Wall of Wind Challenge attracts next generation of engineers


Students from Florida Christian School set up their model building in front of FIU’s Wall of Wind fans.

Eight students from Coral Park Senior High School huddled together, a question hanging in the air: Would the model building they created withstand 50 mph winds produced by FIU’s Wall of Wind (WoW)?

Each year, the WoW Challenge invites local high school students to build scale model structures that test their engineering skills against the WoW – a hurricane research facility at FIU’s Engineering Center with fans capable of generating 150-mph winds and category five hurricane conditions. The WoW is one of eight Natural Hazards Engineering Research Infrastructure (NHERI) Experimental Facilities nationwide, designated by the National Science Foundation (NSF) to research the impacts of earthquake, wind and water hazards. WoW’s research focuses on wind effects on infrastructure and how to prevent these wind events from becoming community disasters.

The WoW Challenge is hosted by the International Hurricane Research Center – housed within FIU’s Extreme Events Institute – and is supported by a grant from the Florida Division of Emergency Management.

This year’s challenge was to create an aerodynamic building model at least 32 inches high and 8 inches wide that could withstand winds of 50 mph or higher. Students also completed a technical paper and an oral presentation about their design.

Six schools participated in the competition.

Coral Park students built a 40-pound cylinder-shaped structure made of cardboard and solid materials.

It was the only model in the competition that sustained winds of a category one hurricane (at least 74 mph) – earning the team first place, with a ten-point lead over the second-highest placing team.

The students from Coral Park Senior High School earned first place with their impressive model building.

The Florida Christian School team – who won second place — designed a blue, pink and white colored tower made of cardboard and plastic. They named the structure Katy Perry.

According to several students, every time they would see “her” wobble while conducting wind resistance tests, they would go “ah—ah—ah” like in Perry’s song “Firework.” The name stuck.

So did the desire to become an engineer.

“I’d like to build for cities,” said Bryan Momin, a 16-year-old junior at Florida Christian. “Engineering is a way to be creative while solving real world problems.”

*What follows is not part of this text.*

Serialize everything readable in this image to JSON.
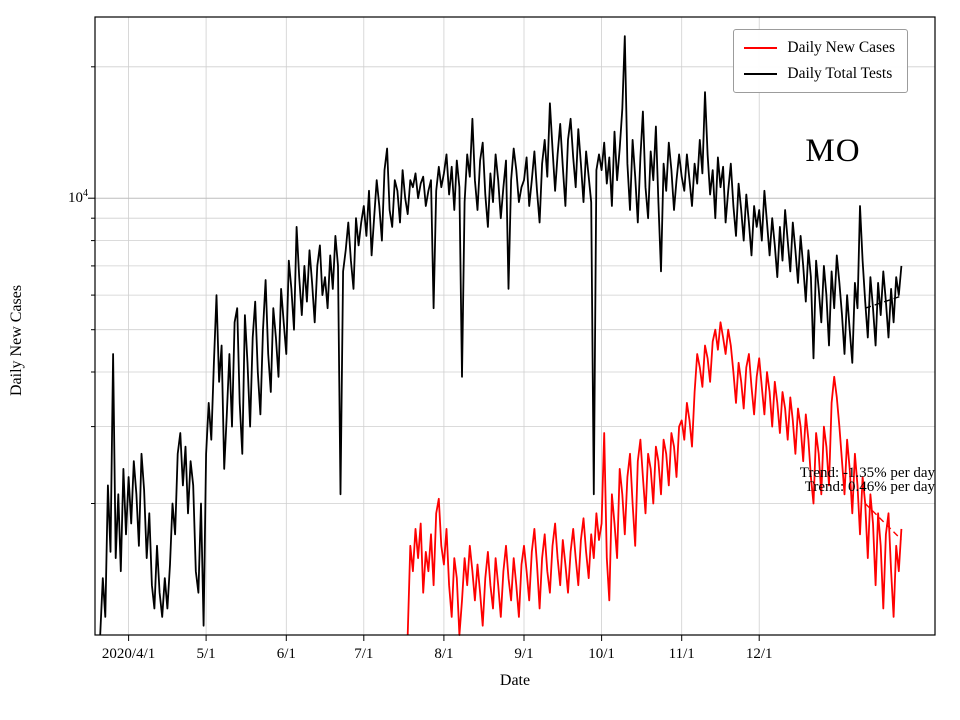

The competition also helped aspiring engineers, like Coral Park senior Sergio Echevarria, learn about new career paths and appreciate different areas within engineering.

“I want to study civil engineering to build bridges,” he said. “But I really liked this [wind engineering] project.”

Wind engineering estimates the effects of winds in the natural and built environment – and how structures test against strong winds.

“The whole purpose of this kind of thing is to bring young people in to learn about wind engineering,” said Arindam Chowdhury, director of the Laboratory for Wind Engineering Research and professor in the Department of Civil and Environmental Engineering, part of the College of Engineering and Computing.

“The Wall of Wind Challenge is how we get the next generation of scientists and engineers involved,” said Richard Olson, director of the Extreme Events Institute and professor in the Department of Politics and International Relations, which is housed in the Steven J. Green School of International and Public Affairs.

He added: “Without the next wave of young people, fields do not prosper, research does not continue. Being in the Wall of Wind Challenge often changes the students’ career mentality.”

Olson said he often meets FIU students researching how to mitigate hazards or studying engineering, and they remember they got interested in the topic as high school students attending the WoW Challenge.

“They will point across the other side of the engineering campus, and say I did the WoW Challenge when I was in high school, that’s why I’m here.”

The top three teams – Coral Park, Florida Christian and Booker T. Washington High School – received cash prizes and a one-of-a-kind trophy, featuring bronze wind turbines inside a framed case.

“This [experience] is something they will remember for the rest of their lives,” said Erik Salna, associate director of the International Hurricane Research Center.